But how? Unless I’m misunderstanding how video encoding is done, you shouldn’t be able to reliably identify what’s an ad vs what’s actual video once it starts getting mixed together. The ad will be encoded differently for every video it’s inserted into.
I could be completely wrong about this, but the same ad clip’s data should end up looking completely different depending on any number of things.
Most encoding formats are deterministic, including the VP8/VP9 codec that Youtube uses. I imagine they could deliberately insert some manner of randomization in there if they really wanted to, and if they intend to carry through with this plan they may have to. But the same input with the same encoder (and settings) should produce the same output every time, at least if you begin counting from a keyframe.
Even if it can’t be identified on a binary level with clever tactics, which I think it will be unless they do some kind of picture-in-picture thing, it should be trivial with current hardware identify it even with a fairly crude optical recognition system and a database. I.e., sample N number of points on the output and gauge the average RGB data for each for a couple of frames, and if that matches our entry for the ad in our crowdsourced database, skip ahead X seconds based on the database. Even better if you did it on the keyframes.
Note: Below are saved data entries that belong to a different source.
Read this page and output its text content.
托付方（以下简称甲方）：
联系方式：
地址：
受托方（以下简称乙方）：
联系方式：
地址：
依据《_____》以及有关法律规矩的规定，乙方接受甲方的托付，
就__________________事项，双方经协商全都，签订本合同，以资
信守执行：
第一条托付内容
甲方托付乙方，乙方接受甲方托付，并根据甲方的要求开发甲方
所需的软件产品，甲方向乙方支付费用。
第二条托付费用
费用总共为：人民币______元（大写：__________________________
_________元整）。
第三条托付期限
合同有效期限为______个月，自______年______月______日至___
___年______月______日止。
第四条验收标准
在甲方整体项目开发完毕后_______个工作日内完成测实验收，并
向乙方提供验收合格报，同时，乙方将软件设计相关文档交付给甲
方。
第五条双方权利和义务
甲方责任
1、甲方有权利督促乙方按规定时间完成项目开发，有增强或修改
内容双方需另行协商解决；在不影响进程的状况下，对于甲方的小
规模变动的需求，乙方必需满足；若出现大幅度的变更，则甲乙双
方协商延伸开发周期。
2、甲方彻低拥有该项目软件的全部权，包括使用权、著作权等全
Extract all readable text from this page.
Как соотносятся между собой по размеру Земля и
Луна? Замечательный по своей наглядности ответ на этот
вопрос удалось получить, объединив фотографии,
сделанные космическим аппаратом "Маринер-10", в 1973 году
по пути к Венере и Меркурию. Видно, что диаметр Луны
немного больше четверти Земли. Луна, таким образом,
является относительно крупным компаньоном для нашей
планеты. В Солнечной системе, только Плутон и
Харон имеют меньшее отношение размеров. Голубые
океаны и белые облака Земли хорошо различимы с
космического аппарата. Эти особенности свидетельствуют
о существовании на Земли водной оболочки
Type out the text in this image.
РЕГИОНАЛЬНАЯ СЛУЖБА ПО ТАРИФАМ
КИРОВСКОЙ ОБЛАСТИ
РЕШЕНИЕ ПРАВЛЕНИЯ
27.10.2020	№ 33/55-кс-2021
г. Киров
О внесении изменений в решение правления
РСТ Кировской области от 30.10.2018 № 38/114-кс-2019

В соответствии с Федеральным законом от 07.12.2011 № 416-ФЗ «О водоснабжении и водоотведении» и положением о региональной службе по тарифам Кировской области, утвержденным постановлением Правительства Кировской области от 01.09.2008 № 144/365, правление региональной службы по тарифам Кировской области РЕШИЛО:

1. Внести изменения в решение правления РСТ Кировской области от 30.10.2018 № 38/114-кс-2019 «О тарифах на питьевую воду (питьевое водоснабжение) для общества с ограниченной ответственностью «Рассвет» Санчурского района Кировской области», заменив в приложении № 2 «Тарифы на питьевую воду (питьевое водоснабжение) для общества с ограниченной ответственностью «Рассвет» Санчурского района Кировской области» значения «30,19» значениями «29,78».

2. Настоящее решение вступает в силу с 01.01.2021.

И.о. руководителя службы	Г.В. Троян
Doing it based off of the audio of the ad should be even easier, since acoustic fingerprinting is a pretty cheap technology to implement these days.
The other question will be if Youtube is dumb enough to always insert the same type of ads in the same place in each video, which they may be at least to start with, so a very simple table of “skip X amount of time at Y timecode on Z video” would be feasible. Or even better, if they hard insert the ads into the video to save on processing time, such that they never change. Are they going to try to insert ads and encode video to serve to individual users in realtime? Doubt it. That’d be bonkers. Youtube already chews on uploaded videos for sometimes upwards of an hour before having them ready to serve… I don’t think they’re ready to commit to and pay for the compute power to try to pull a stunt like this in realtime.
All of this is going to require some manner of crowdsourcing, unless we get really good at using AI against them or something (which’d be immensely satisfying, come to think of it).
But how? Unless I’m misunderstanding how video encoding is done, you shouldn’t be able to reliably identify what’s an ad vs what’s actual video once it starts getting mixed together. The ad will be encoded differently for every video it’s inserted into.
I could be completely wrong about this, but the same ad clip’s data should end up looking completely different depending on any number of things.
Most encoding formats are deterministic, including the VP8/VP9 codec that Youtube uses. I imagine they could deliberately insert some manner of randomization in there if they really wanted to, and if they intend to carry through with this plan they may have to. But the same input with the same encoder (and settings) should produce the same output every time, at least if you begin counting from a keyframe.
Even if it can’t be identified on a binary level with clever tactics, which I think it will be unless they do some kind of picture-in-picture thing, it should be trivial with current hardware identify it even with a fairly crude optical recognition system and a database. I.e., sample N number of points on the output and gauge the average RGB data for each for a couple of frames, and if that matches our entry for the ad in our crowdsourced database, skip ahead X seconds based on the database. Even better if you did it on the keyframes.
Doing it based off of the audio of the ad should be even easier, since acoustic fingerprinting is a pretty cheap technology to implement these days.
The other question will be if Youtube is dumb enough to always insert the same type of ads in the same place in each video, which they may be at least to start with, so a very simple table of “skip X amount of time at Y timecode on Z video” would be feasible. Or even better, if they hard insert the ads into the video to save on processing time, such that they never change. Are they going to try to insert ads and encode video to serve to individual users in realtime? Doubt it. That’d be bonkers. Youtube already chews on uploaded videos for sometimes upwards of an hour before having them ready to serve… I don’t think they’re ready to commit to and pay for the compute power to try to pull a stunt like this in realtime.
All of this is going to require some manner of crowdsourcing, unless we get really good at using AI against them or something (which’d be immensely satisfying, come to think of it).
If a song can ne fingerprinted (e.g. Shazam), so can ads. Even when they’re part of a larger video.
Twitch does the same thing but you can still circumvent it. Worst case users may need a VPN to a country that doesn’t have many ads.